Anthropogenic Plastiglomerates

Characteristics of the two types of plastiglomerate. (A) In situ plastiglomerate wherein molten plastic is adhered to the surface of a basalt flow. Field book is 18 cm long. (B) Clastic plastiglomerate containing molten plastic and basalt and coral fragments. (C) Plastic amygdales in a basalt flow. (D) Large in situ plastiglomerate fragment. Adhered molten plastic was found 15 cm below the surface. Note the protected vegetated location.

Recognition of increasing plastic debris pollution over the last several decades has led to investigations of the imminent dangers posed to marine organisms and their ecosystems, but very little is known about the preservation potential of plastics in the rock record. As anthropogenically derived materials, plastics are astonishingly abundant in oceans, seas, and lakes, where they accumulate at or near the water surface, on lake and ocean bottoms, and along shorelines. The burial potential of plastic debris is chiefly dependent on the material’s density and abundance, in addition to the depositional environment. On Kamilo Beach on the island of Hawaii a new “stone” formed through intermingling of melted plastic, beach sediment, basaltic lava fragments, and organic debris. The material, herein referred to as “plastiglomerate,” is divided into in situ and clastic types that were distributed over all areas of the beach. Agglutination of natural sediments to melted plastic during campfire burning has increased the overall density of plastiglomerate, which inhibits transport by wind or water, thereby increasing the potential for burial and subsequent preservation. This anthropogenically influenced material has great potential to form a marker horizon of human pollution, signaling the occurrence of the informal Anthropocene epoch.

According to the geologic timescale, we are currently living in the Holocene epoch. However, Crutzen and Stoermer proposed the term “Anthropocene” in the year 2000 A.D. to represent the period of time between the latter half of the 18th century and the present day. Although other workers have considered the onset of this informal epoch to have occurred at slightly different times, researchers agree that the Anthropocene is a time span marked by human interaction with Earth’s biophysical system. Geological evidence used in supporting this assertion comes from Holocene ice cores and soil profiles.
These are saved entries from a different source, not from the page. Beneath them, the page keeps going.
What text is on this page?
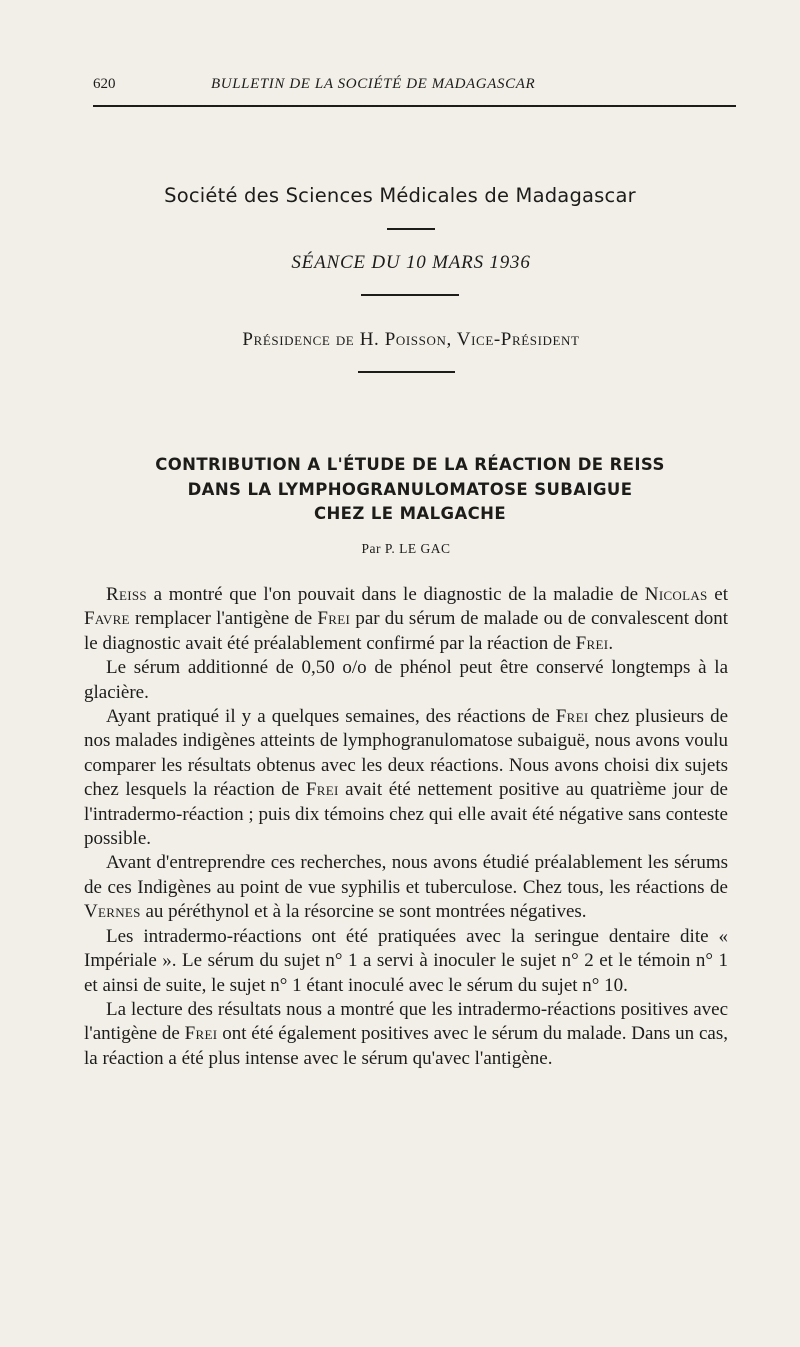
620	BULLETIN DE LA SOCIÉTÉ DE MADAGASCAR
Société des Sciences Médicales de Madagascar
SÉANCE DU 10 MARS 1936
Présidence de H. Poisson, Vice-Président
CONTRIBUTION A L'ÉTUDE DE LA RÉACTION DE REISS
DANS LA LYMPHOGRANULOMATOSE SUBAIGUE
CHEZ LE MALGACHE
Par P. LE GAC

Reiss a montré que l'on pouvait dans le diagnostic de la maladie de Nicolas et Favre remplacer l'antigène de Frei par du sérum de malade ou de convalescent dont le diagnostic avait été préalablement confirmé par la réaction de Frei.

Le sérum additionné de 0,50 o/o de phénol peut être conservé longtemps à la glacière.

Ayant pratiqué il y a quelques semaines, des réactions de Frei chez plusieurs de nos malades indigènes atteints de lymphogranulomatose subaiguë, nous avons voulu comparer les résultats obtenus avec les deux réactions. Nous avons choisi dix sujets chez lesquels la réaction de Frei avait été nettement positive au quatrième jour de l'intradermo-réaction ; puis dix témoins chez qui elle avait été négative sans conteste possible.

Avant d'entreprendre ces recherches, nous avons étudié préalablement les sérums de ces Indigènes au point de vue syphilis et tuberculose. Chez tous, les réactions de Vernes au péréthynol et à la résorcine se sont montrées négatives.

Les intradermo-réactions ont été pratiquées avec la seringue dentaire dite « Impériale ». Le sérum du sujet n° 1 a servi à inoculer le sujet n° 2 et le témoin n° 1 et ainsi de suite, le sujet n° 1 étant inoculé avec le sérum du sujet n° 10.

La lecture des résultats nous a montré que les intradermo-réactions positives avec l'antigène de Frei ont été également positives avec le sérum du malade. Dans un cas, la réaction a été plus intense avec le sérum qu'avec l'antigène.
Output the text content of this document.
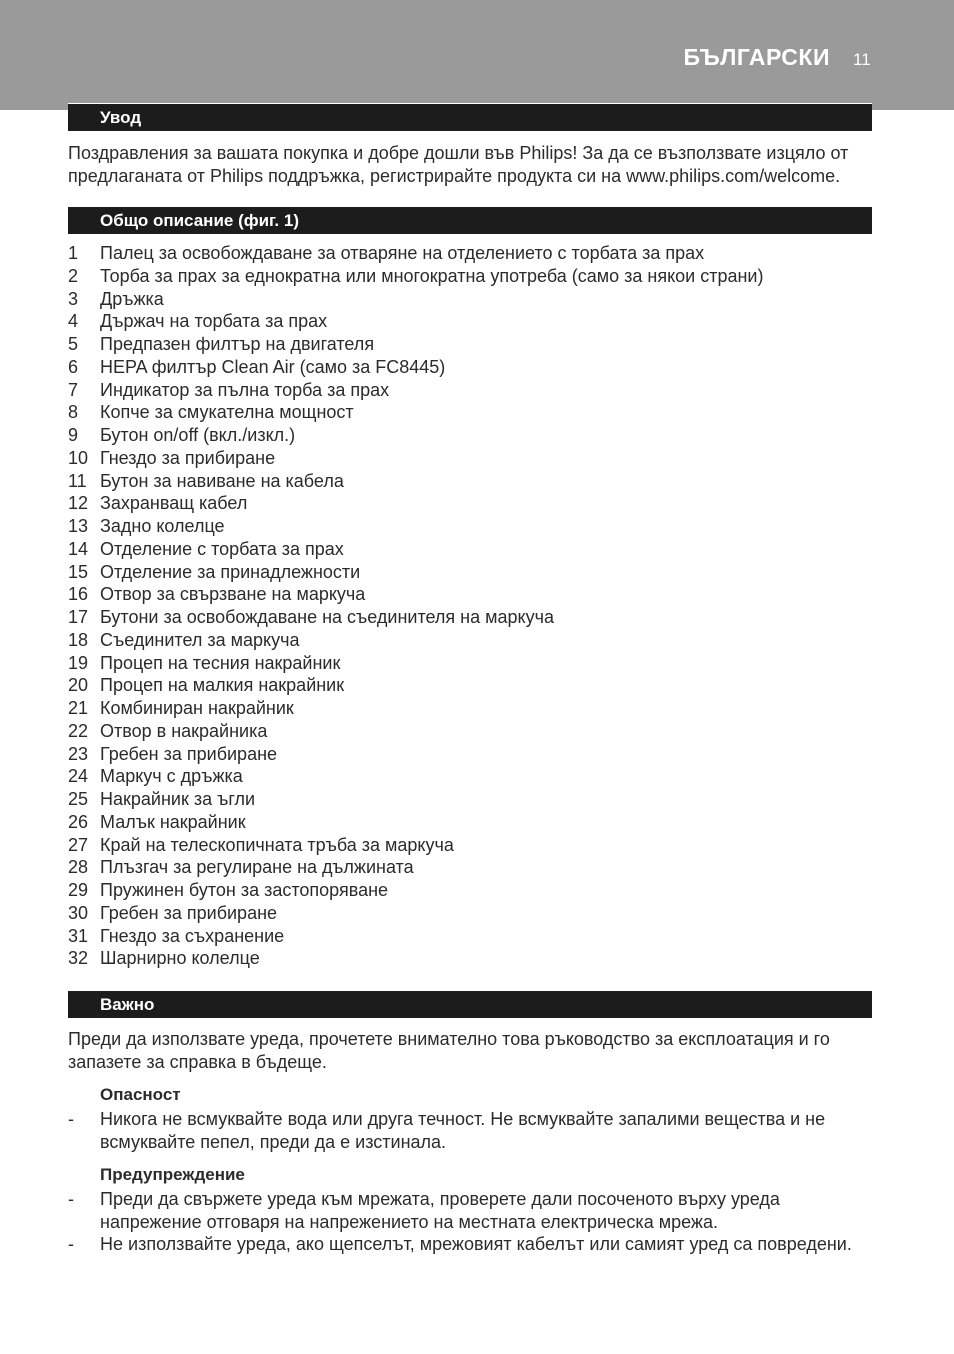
БЪЛГАРСКИ 11
Увод
Поздравления за вашата покупка и добре дошли във Philips! За да се възползвате изцяло от предлаганата от Philips поддръжка, регистрирайте продукта си на www.philips.com/welcome.
Общо описание (фиг. 1)
1 Палец за освобождаване за отваряне на отделението с торбата за прах
2 Торба за прах за еднократна или многократна употреба (само за някои страни)
3 Дръжка
4 Държач на торбата за прах
5 Предпазен филтър на двигателя
6 HEPA филтър Clean Air (само за FC8445)
7 Индикатор за пълна торба за прах
8 Копче за смукателна мощност
9 Бутон on/off (вкл./изкл.)
10 Гнездо за прибиране
11 Бутон за навиване на кабела
12 Захранващ кабел
13 Задно колелце
14 Отделение с торбата за прах
15 Отделение за принадлежности
16 Отвор за свързване на маркуча
17 Бутони за освобождаване на съединителя на маркуча
18 Съединител за маркуча
19 Процеп на тесния накрайник
20 Процеп на малкия накрайник
21 Комбиниран накрайник
22 Отвор в накрайника
23 Гребен за прибиране
24 Маркуч с дръжка
25 Накрайник за ъгли
26 Малък накрайник
27 Край на телескопичната тръба за маркуча
28 Плъзгач за регулиране на дължината
29 Пружинен бутон за застопоряване
30 Гребен за прибиране
31 Гнездо за съхранение
32 Шарнирно колелце
Важно
Преди да използвате уреда, прочетете внимателно това ръководство за експлоатация и го запазете за справка в бъдеще.
Опасност
- Никога не всмуквайте вода или друга течност. Не всмуквайте запалими вещества и не всмуквайте пепел, преди да е изстинала.
Предупреждение
- Преди да свържете уреда към мрежата, проверете дали посоченото върху уреда напрежение отговаря на напрежението на местната електрическа мрежа.
- Не използвайте уреда, ако щепселът, мрежовият кабелът или самият уред са повредени.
For example, methane concentrations measured in ice cores display an increase of CH4, which contrasts with the expected decline in CH4 at that time, based on the orbital-monsoon cycle theory. Ruddiman and Thomson propose in 2001 A.D. that this anomalous rise in CH4 can be linked to early agricultural practices in Eurasia. In addition, an increase in atmospheric CO2, as determined from ice cores, was explained by Ruddiman in 2003 as a result of early forest clearance.

Atmospheric compositions and soil management practices are only two indicators of anthropogenic activity, but relatively few examples of solid, human-made materials are preserved in the sediment record. Even rarer are items that are correlatable on a global scale. Given the ubiquity of non-degradable plastic debris on our planet, the possibility of their global preservation is strong. This study presents the first rock type composed partially of plastic material that has strong potential to act as a global marker horizon in the Anthropocene.

Based on a text by Patricia L. Corcoran, Charles J. Moore, Kelly Jazvac
Published in The Geological Society of America.